Wie in Wer früher stirbt … befindet sich die Inszenierung meist auf Augenhöhe der aufgeweckten kleinen Heldin, die – und das ist das verborgene Drama in dieser bukolisch durchsonnten Komödie – angesichts der kindischen Großen die Rolle der Erwachsenen übernehmen muss. Meist aber hält Rosenmüller den Ball flach, auch was die Scharmützel zwischen Einheimischen und Zugezogenen betrifft. Er hat ebenso ein Herz für die schnauzbärtigen Dörfler, die der orangenen Invasion höchst misstrauisch begegnen, wie auch für die Urschrei-Kindsköpfe, die sich vorwiegend gegenseitig beharken, als Elite der Erleuchteten aber auch ganz schön abfällig über die CSU wählenden Landeier auslassen – zumal wenn diese ihnen die Frauen abspenstig machen.

Obwohl Rosenmüller mit RAF-Verdächtigungen und versteckten Traumata von Mutter Amrita gelegentlich ernste Töne anschlägt, erinnert der verbale Schlagabtausch oft an Volkstheater und zeigt Rosenmüllers Gespür für Zwischenmenschliches. "Du verschdeckscht Würschdel im Kella!" drangsaliert eine schwäbische Sannyasin, sozusagen die Vegetarismus-Beauftragte der Kommune – im Abspann erfahren wir, dass sie Politikerin geworden ist – einen WG-Kumpel, der heimlich beim Metzger war.

Allerdings legt die Komödie oft ein etwas bräsiges Tempo vor und präsentiert überdies mit Amrita eine Mutter, die im Gegensatz zu allen anderen Beteiligten übertrieben negativ und klischeehaft daherkommt.

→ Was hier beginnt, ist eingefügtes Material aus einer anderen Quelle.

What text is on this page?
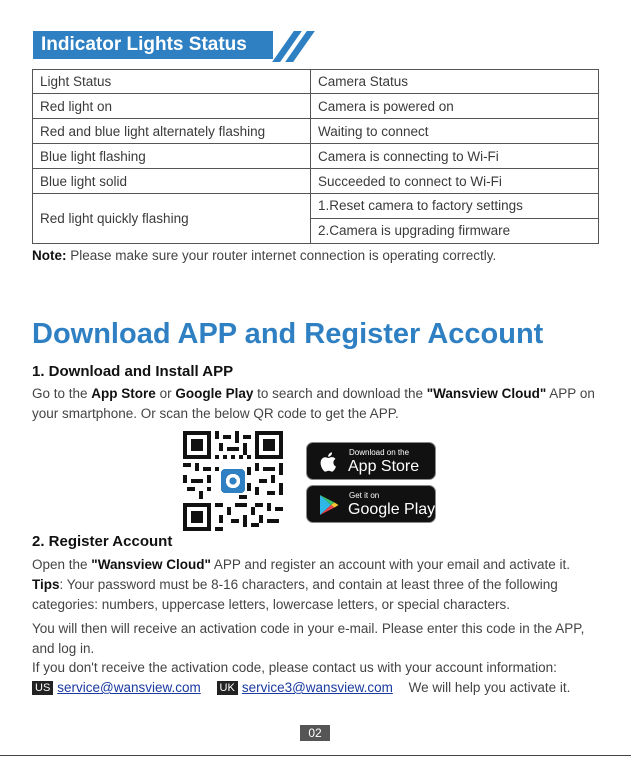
Indicator Lights Status
Light Status	Camera Status
Red light on	Camera is powered on
Red and blue light alternately flashing	Waiting to connect
Blue light flashing	Camera is connecting to Wi-Fi
Blue light solid	Succeeded to connect to Wi-Fi
Red light quickly flashing	1.Reset camera to factory settings
2.Camera is upgrading firmware
Note: Please make sure your router internet connection is operating correctly.
Download APP and Register Account
1. Download and Install APP
Go to the App Store or Google Play to search and download the "Wansview Cloud" APP on your smartphone. Or scan the below QR code to get the APP.
Download on the
App Store
Get it on
Google Play
2. Register Account
Open the "Wansview Cloud" APP and register an account with your email and activate it.
Tips: Your password must be 8-16 characters, and contain at least three of the following categories: numbers, uppercase letters, lowercase letters, or special characters.
You will then will receive an activation code in your e-mail. Please enter this code in the APP, and log in.
If you don't receive the activation code, please contact us with your account information:
US service@wansview.com UK service3@wansview.com We will help you activate it.
02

Petra Schmidt-Schaller spielt eine Frau, die mit aller Macht im Hasch-mich-ich-bin-der-Frühling-Modus verharren will. Mit ihrer echten Mutter hat diese flattrige Neurotikerin nichts gemein, hat Drehbuchautorin Gruber bereits versichert.

Mit jener schlitzohrigen "Passt scho!"-Philosophie, mit der Rosenmüller bereits in Wer früher stirbt  den über den Äther verbreiteten Liebeszauber eines Radio-DJs mit katholischem Heiligenglauben synchronisierte, treiben alle Widrigkeiten auf ein versöhnliches Ende zu, in dem, wie im wahren Leben, die Bhagwan-Esoterik in den breiten Strom der Wellness-Angebote mündet, was hier zum Beispiel die Steigerung des bayerischen Dolce Vitas mittels tantrischem Sex bedeutet. Das ist alles weder bissig noch sonderlich aufregend, aber sympathisch: die filmische Entsprechung zu einem im Biergarten über einer Maß vertrödelten Nachmittag. Ganz entspannt im Hier und Jetzt.